Stéphane Werly, que pensez-vous de cette révision de la LRens?

Ce n’est pas un projet de loi sur lequel j’ai l’obligation de me prononcer, car mes compétences sont cantonales, mais j’ai voté oui. La question qui se pose est celle de la proportionnalité. Il y a beaucoup d’outils intrusifs: contrôle du courrier postal, surveillance téléphonique, infiltration d’ordinateurs avec des logiciels espions, etc. La loi prévoit cependant quelques garde-fous: il faut une menace concrète contre la Suisse, et une double autorisation du Tribunal administratif fédéral et de trois conseillers fédéraux. La troisième limite, c’est que les données collectées sans lien avec cette menace seront détruites. Du moment qu’il y a ces garde-fous, ça ne me pose pas de problème. Après, en pratique, je ne sais pas comment ça se passera…

Avez-vous confiance dans le Service de renseignement?

J’espère qu’on peut avoir confiance en lui. C’est difficile de répondre. Ce sont des fonctionnaires qui sont soumis au secret professionnel.

Les opposants parlent de «surveillance de masse»…

Franchement, je ne crois pas. La Confédération dit qu’il y aura une dizaine de cas par année, je pense qu’il y en aura plus. Mais de là à évoquer une surveillance de masse, c’est vraiment exagéré.

Cette loi donne un droit d’accès au citoyen aux données qui le concernent. Que pourra-t-il en faire?

C’est un principe de base qui lui permet de vérifier que ses données ne sont pas obsolètes ou inexactes, et les faire corriger.
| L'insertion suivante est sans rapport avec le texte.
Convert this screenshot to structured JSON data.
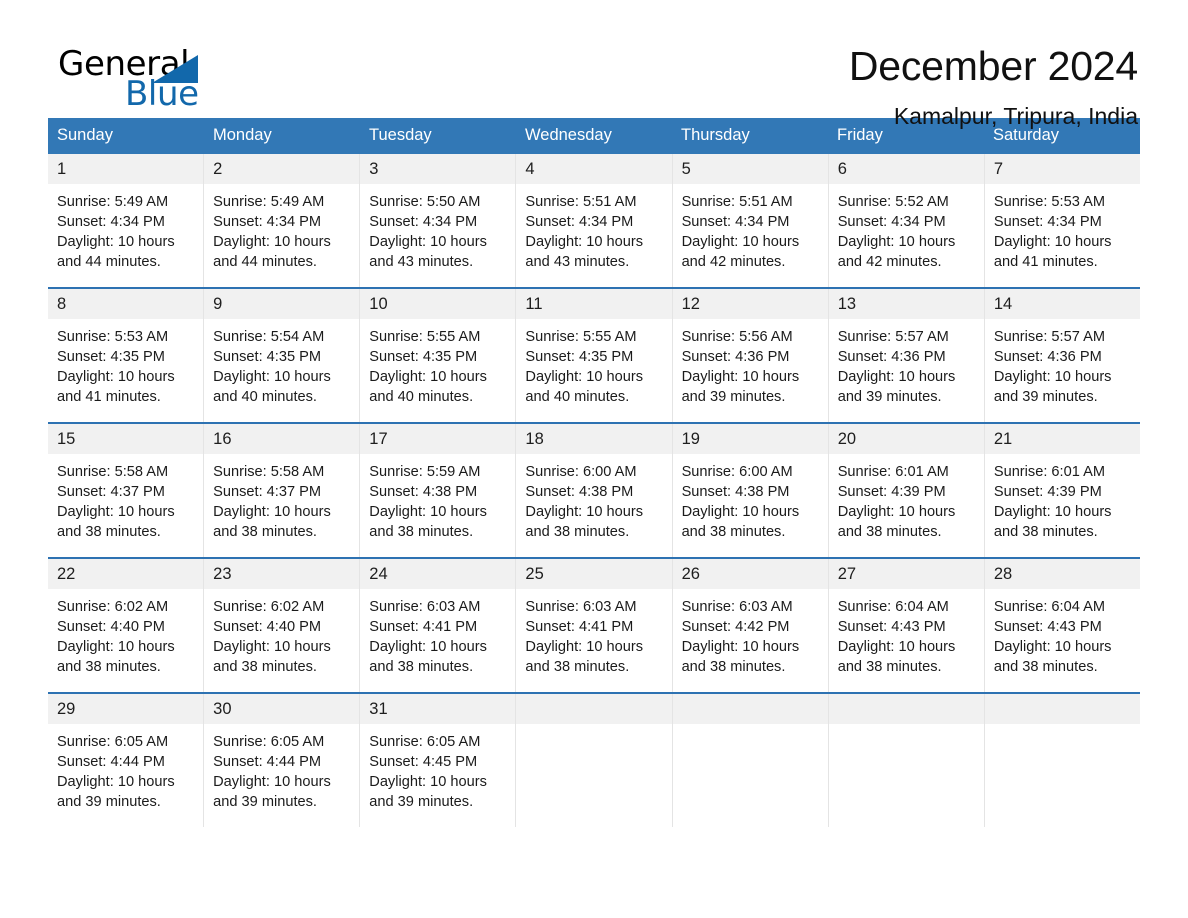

Trois articles de la loi émettent des réserves en faveur des personnes soumises au secret professionnel, comme les journalistes. Sont-elles suffisantes?

A mon sens, oui. Je ne vois pas comment on peut l’énoncer mieux que ça. Le seul bémol, c’est qu’ils renvoient à l’article 172 du Code de procédure pénale sur la protection des sources. Or cette disposition ne concerne que les publications dans un «média à caractère périodique». Donc si vous publiez dans un journal, vous serez protégés, mais si vous publiez un livre, ça ne s’appliquera pas. Ce que j’ai déjà fait remarquer dans ma thèse, sans réactions.